Love is at the core of caregiving.

Love is at the core of caregiving.

What do you do when you want to keep posting insightful and interesting work, but you feel pulled in a range of directions and it keeps slipping down to a lower priority?

If you are lucky enough to have an incredibly talented and erudite friend and colleague nearby, you engage her to help out. That is what I did with Mary-Faeth Chenery and this is her first blog for me based on her experience of navigating the aged care maze for services for a family member.

Thank you Mary-Faeth

Diving in to build a new program or facet of your work

So it’s time to develop and promote a new program or a new facet of your work – and for that, you need some good, current information to build on. Where to start and how to streamline your information gathering efforts? Here is one approach to help you get started, make headway, and get it done!

I’ll use my recent experience with building a community program around caregiving for an ageing parent to illustrate this approach.

Phrase your new program/direction as a current issue – try expressing it as a question

My ‘problem’ was that I needed to learn about caregiving for an ageing parent – my partner’s dad – and I figured that if I needed this, so might others in the community. So the current issue was ‘Caring for an Ageing Parent’ , or expressed as a question:  ‘What do I and others in my situation need to know to care properly for an ageing parent, and how can we find out?’

Generate 5 keywords to guide your information search  the more specific the better

I started out with huge terms:  caregiving, aged care, home care, medical needs of the elderly. These were honed to more tailored and specific topics:  aged care in Hepburn Shire, transition from hospital to home care, Shire resources to support ageing at home, safety in the home, respite care

Identify 3-5 top sources for reliable, current information – people, organisations, journals, books, websites

I looked first for people who could advise me – the ones already engaged in the topic, who could give me shortcuts to what I needed to know.
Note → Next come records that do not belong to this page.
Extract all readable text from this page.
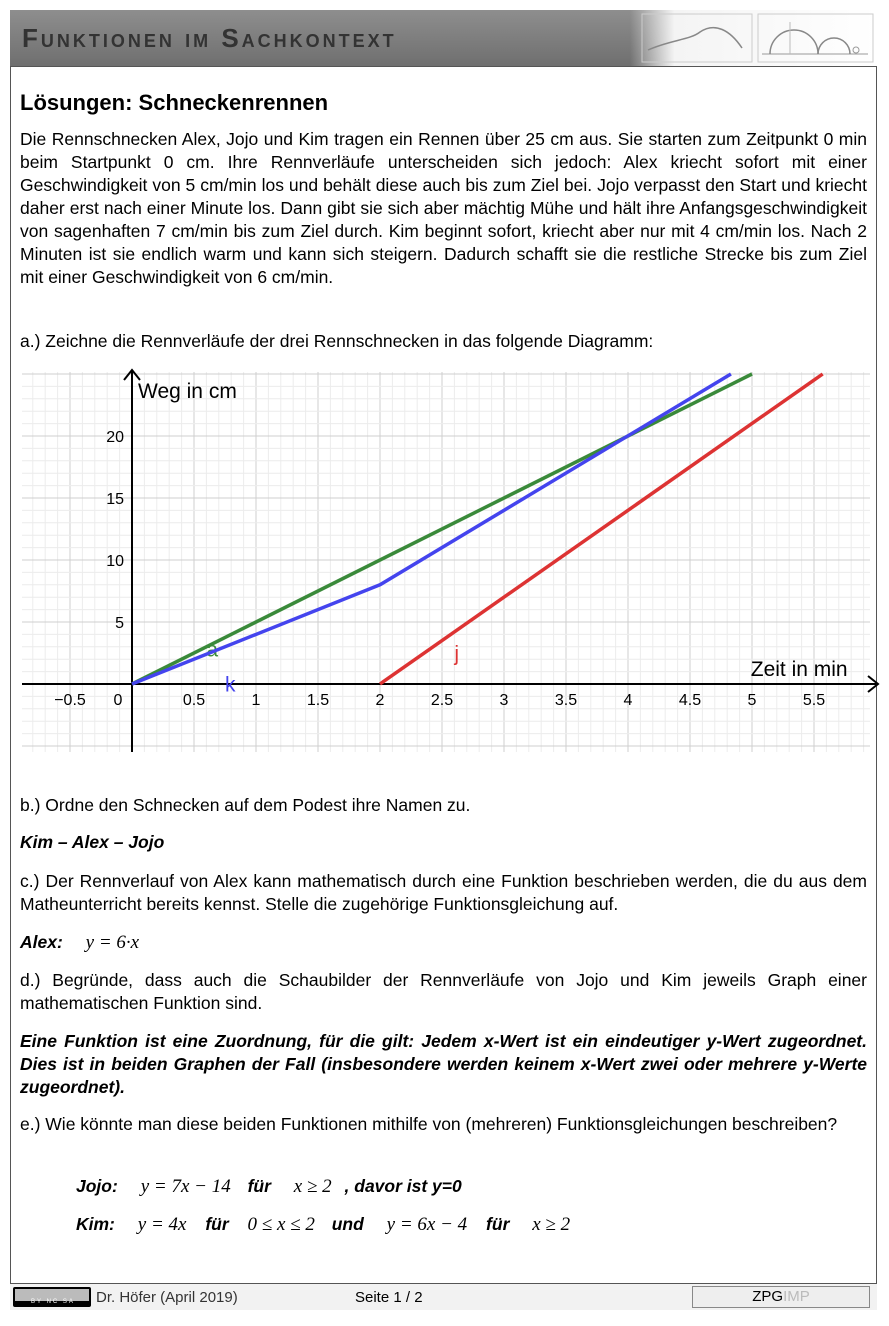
Funktionen im Sachkontext
Lösungen: Schneckenrennen
Die Rennschnecken Alex, Jojo und Kim tragen ein Rennen über 25 cm aus. Sie starten zum Zeitpunkt 0 min beim Startpunkt 0 cm. Ihre Rennverläufe unterscheiden sich jedoch: Alex kriecht sofort mit einer Geschwindigkeit von 5 cm/min los und behält diese auch bis zum Ziel bei. Jojo verpasst den Start und kriecht daher erst nach einer Minute los. Dann gibt sie sich aber mächtig Mühe und hält ihre Anfangsgeschwindigkeit von sagenhaften 7 cm/min bis zum Ziel durch. Kim beginnt sofort, kriecht aber nur mit 4 cm/min los. Nach 2 Minuten ist sie endlich warm und kann sich steigern. Dadurch schafft sie die restliche Strecke bis zum Ziel mit einer Geschwindigkeit von 6 cm/min.
a.) Zeichne die Rennverläufe der drei Rennschnecken in das folgende Diagramm:
Zeit in min
Weg in cm
−0.5 0	0.5	1	1.5	2	2.5	3	3.5	4	4.5	5	5.5
5
10
15
20
a
k
j
b.) Ordne den Schnecken auf dem Podest ihre Namen zu.
Kim – Alex – Jojo
c.) Der Rennverlauf von Alex kann mathematisch durch eine Funktion beschrieben werden, die du aus dem Matheunterricht bereits kennst. Stelle die zugehörige Funktionsgleichung auf.
Alex: y = 6·x
d.) Begründe, dass auch die Schaubilder der Rennverläufe von Jojo und Kim jeweils Graph einer mathematischen Funktion sind.
Eine Funktion ist eine Zuordnung, für die gilt: Jedem x-Wert ist ein eindeutiger y-Wert zugeordnet. Dies ist in beiden Graphen der Fall (insbesondere werden keinem x-Wert zwei oder mehrere y-Werte zugeordnet).
e.) Wie könnte man diese beiden Funktionen mithilfe von (mehreren) Funktionsgleichungen beschreiben?
Jojo: y = 7x − 14 für x ≥ 2 , davor ist y=0
Kim: y = 4x für 0 ≤ x ≤ 2 und y = 6x − 4 für x ≥ 2
BY NC SA Dr. Höfer (April 2019)	Seite 1 / 2	ZPGIMP
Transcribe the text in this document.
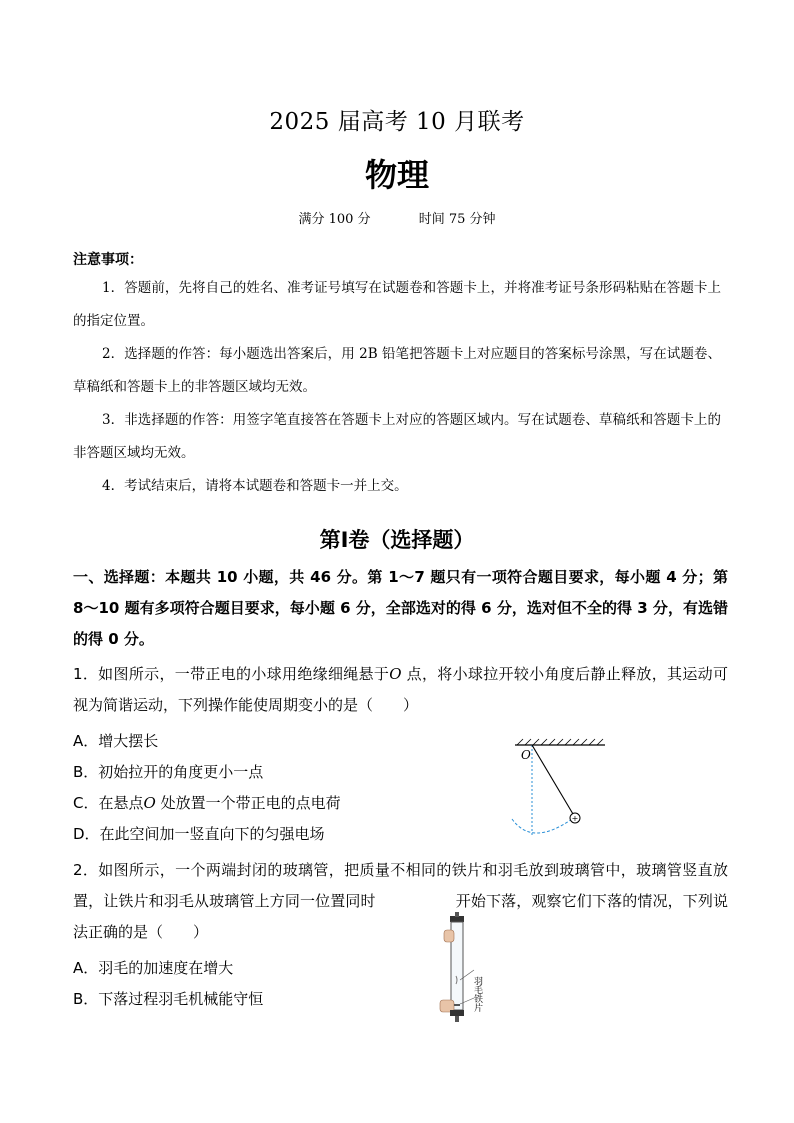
2025 届高考 10 月联考
物理
满分 100 分	时间 75 分钟
注意事项：
1．答题前，先将自己的姓名、准考证号填写在试题卷和答题卡上，并将准考证号条形码粘贴在答题卡上的指定位置。
2．选择题的作答：每小题选出答案后，用 2B 铅笔把答题卡上对应题目的答案标号涂黑，写在试题卷、草稿纸和答题卡上的非答题区域均无效。
3．非选择题的作答：用签字笔直接答在答题卡上对应的答题区域内。写在试题卷、草稿纸和答题卡上的非答题区域均无效。
4．考试结束后，请将本试题卷和答题卡一并上交。
第Ⅰ卷（选择题）
一、选择题：本题共 10 小题，共 46 分。第 1～7 题只有一项符合题目要求，每小题 4 分；第 8～10 题有多项符合题目要求，每小题 6 分，全部选对的得 6 分，选对但不全的得 3 分，有选错的得 0 分。
1．如图所示，一带正电的小球用绝缘细绳悬于O 点，将小球拉开较小角度后静止释放，其运动可视为简谐运动，下列操作能使周期变小的是（　　）
A．增大摆长
B．初始拉开的角度更小一点
C．在悬点O 处放置一个带正电的点电荷
D．在此空间加一竖直向下的匀强电场
O
+
2．如图所示，一个两端封闭的玻璃管，把质量不相同的铁片和羽毛放到玻璃管中，玻璃管竖直放置，让铁片和羽毛从玻璃管上方同一位置同时	开始下落，观察它们下落的情况，下列说法正确的是（　　）
A．羽毛的加速度在增大
B．下落过程羽毛机械能守恒
羽毛
铁片
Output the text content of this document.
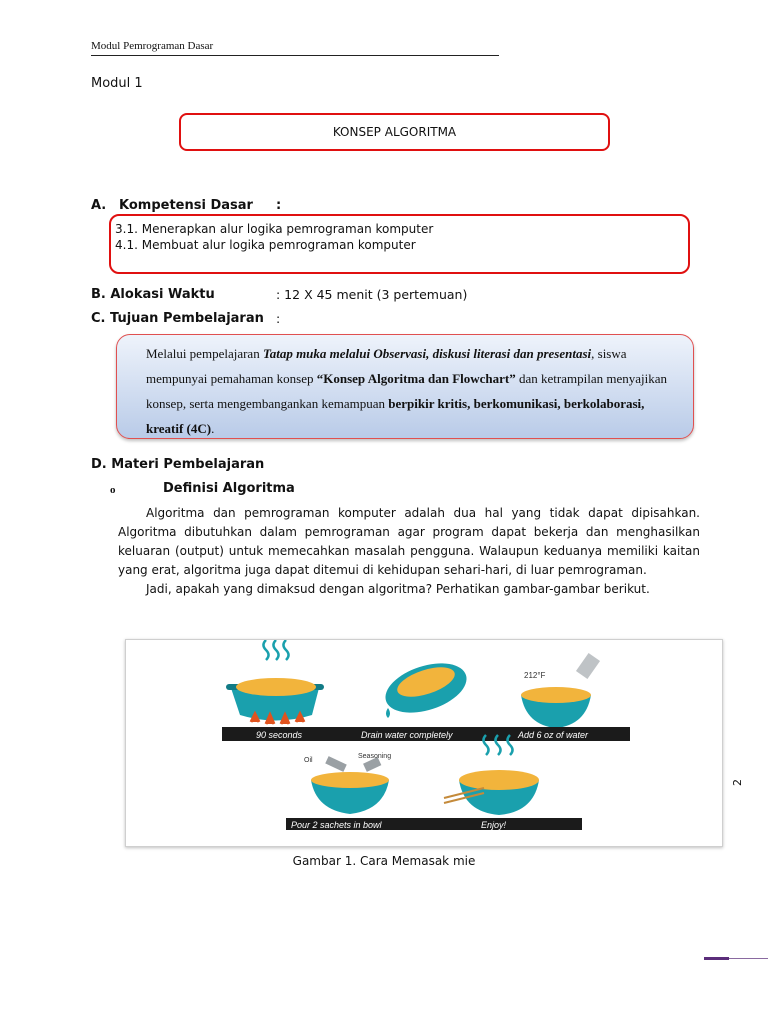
Modul Pemrograman Dasar
Modul 1
KONSEP ALGORITMA
A. Kompetensi Dasar :
3.1. Menerapkan alur logika pemrograman komputer
4.1. Membuat alur logika pemrograman komputer
B. Alokasi Waktu	: 12 X 45 menit (3 pertemuan)
C. Tujuan Pembelajaran :
Melalui pempelajaran Tatap muka melalui Observasi, diskusi literasi dan presentasi, siswa mempunyai pemahaman konsep “Konsep Algoritma dan Flowchart” dan ketrampilan menyajikan konsep, serta mengembangankan kemampuan berpikir kritis, berkomunikasi, berkolaborasi, kreatif (4C).
D. Materi Pembelajaran
o	Definisi Algoritma

Algoritma dan pemrograman komputer adalah dua hal yang tidak dapat dipisahkan. Algoritma dibutuhkan dalam pemrograman agar program dapat bekerja dan menghasilkan keluaran (output) untuk memecahkan masalah pengguna. Walaupun keduanya memiliki kaitan yang erat, algoritma juga dapat ditemui di kehidupan sehari-hari, di luar pemrograman.

Jadi, apakah yang dimaksud dengan algoritma? Perhatikan gambar-gambar berikut.

212°F
90 seconds	Drain water completely	Add 6 oz of water
Oil
Seasoning
Pour 2 sachets in bowl	Enjoy!
Gambar 1. Cara Memasak mie
2
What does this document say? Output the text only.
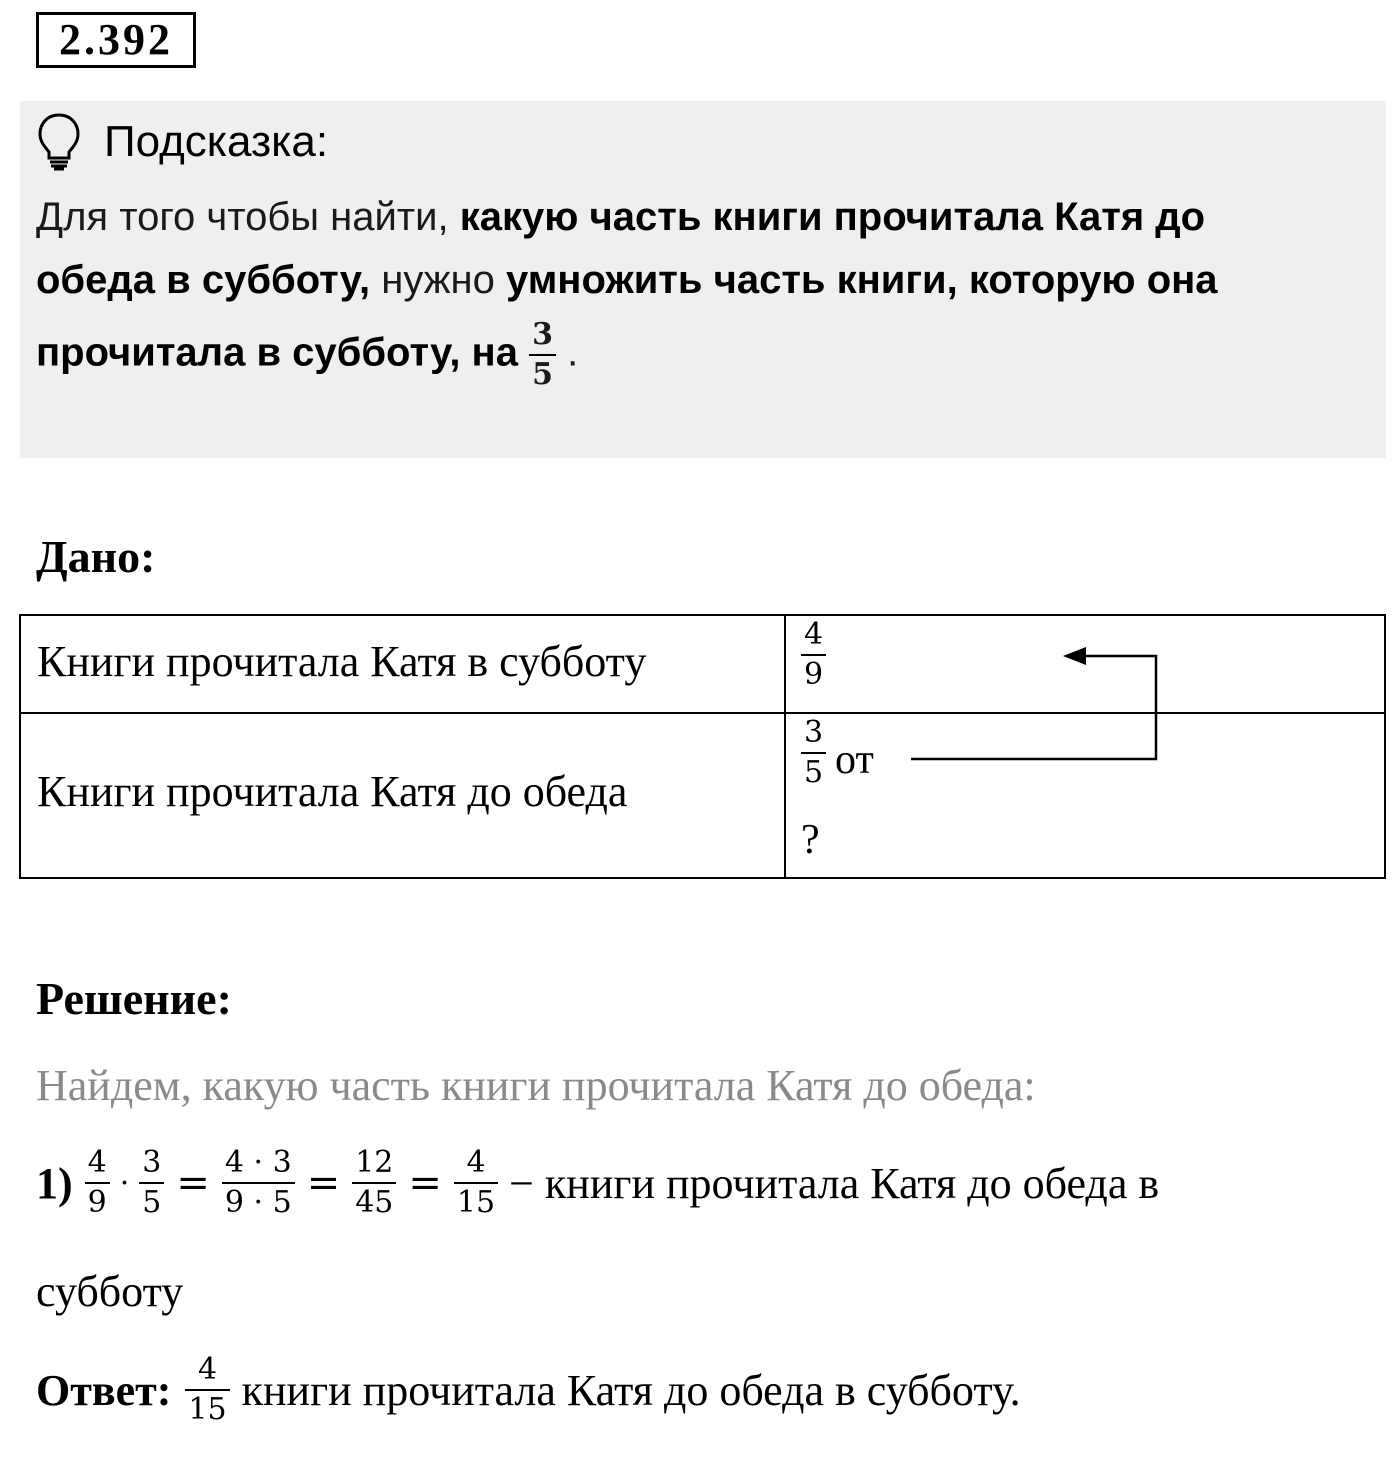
2.392
Подсказка:
Для того чтобы найти, какую часть книги прочитала Катя до
обеда в субботу, нужно умножить часть книги, которую она
прочитала в субботу, на $\frac{3}{5}$ .
Дано:
Книги прочитала Катя в субботу
Книги прочитала Катя до обеда
4
9
3
5 от
?
Решение:
Найдем, какую часть книги прочитала Катя до обеда:
$1) \frac{4}{9} \cdot \frac{3}{5} = \frac{4 \cdot 3}{9 \cdot 5} = \frac{12}{45} = \frac{4}{15}$ − книги прочитала Катя до обеда в
субботу
Ответ: $\frac{4}{15}$ книги прочитала Катя до обеда в субботу.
Found a few organisations – like COTA and Carers Victoria and a few terrific books that would show me the whole territory of my topic and identify the current issues and resources. Naturally, a few websites came into this, like myagedcare.gov.au

Read from 5 sources and interview 3 people about the possibilities

Aside from the reading, probably the best source of information were several local people who had recently gone through the process of caring for an aged parent. So they could tell me what they had learned, the best sources of information, and the hazards of the whole process. This certainly helped tailor the process of planning the program.

Mind-map as you go – write/draw/connect the ideas you are learning about from your information search on a blank page that you can turn into a map of the new program/direction

I am a visual learner, so it helps me to draw out the various elements of what I’m learning about, add concepts, show relationships, summarise ideas, make new connections between ideas. Out of this came a plan of the three key areas to cover in the forum that was emerging as the program design.

Stay wide open:  be prepared to – at least temporarily – suspend your present ideas about where you think the program is going

After the first stage of the program (where we held an information forum), one of the planning group members proposed the idea of broadening the program for the next stage – moving from a specific focus on caregiving to the promotion of ‘ageing well’ or ‘positive ageing’, which could include caregiving but took it much further. I had to suspend my preconceived notions of what the program was about and think about what the community needed and wanted. I think the program became better for that. So what started as ‘Stand by Me – An Information Forum on Caregiving’ became ‘Ageing Well in Hepburn Shire’.

Mentally – or with colleagues – test out a possible version of the new program/direction as you gain new information – ‘suppose it looked like this and worked like this – how good would that be? Would it meet the need?’

By this point we had a planning group of about 5 people, and ideas were tested here. Again, the program got better I think.

Ask:  where are the gaps?

One of the gaps we identified was that the need for caregiving often comes on quite suddenly – you don’t know you are going to need this information about aged care and caregiving until you need it desperately. Like, your parent with no warning ends up in hospital and is coming home to live with you. So the new program needed to convince people to learn about ageing and caregiving before it was needed. What are the best ways to do that via our program, we wondered.

 Plug the gaps with more information searching

We tried to get more and more specific and find those who could really help us with detailed information and strategies around the gaps.

Ask big questions:  is this the best we can do to solve the problem? What would we do if we did not have resource limits? If we had our best clients design the program/direction, what would it look like?

For the Ageing Well program, this is probably our next phase:  an evaluation that looks at whether there are better approaches, new ideas, innovations to learn from.

 Draft the first edition of the program/direction

A plan was sketched out for 12 months of work….

 Test out the first edition in discussion with colleagues and friends who will be helpful and honest in their feedback

We have a great planning group – honest and supportive – so the plans have evolved over time, with lots of willingness to change and also to contribute. Couldn’t ask for more.

This process is just one way – but one or two of the ideas just might get you moving toward creating something new and transformative for your work.  All the best!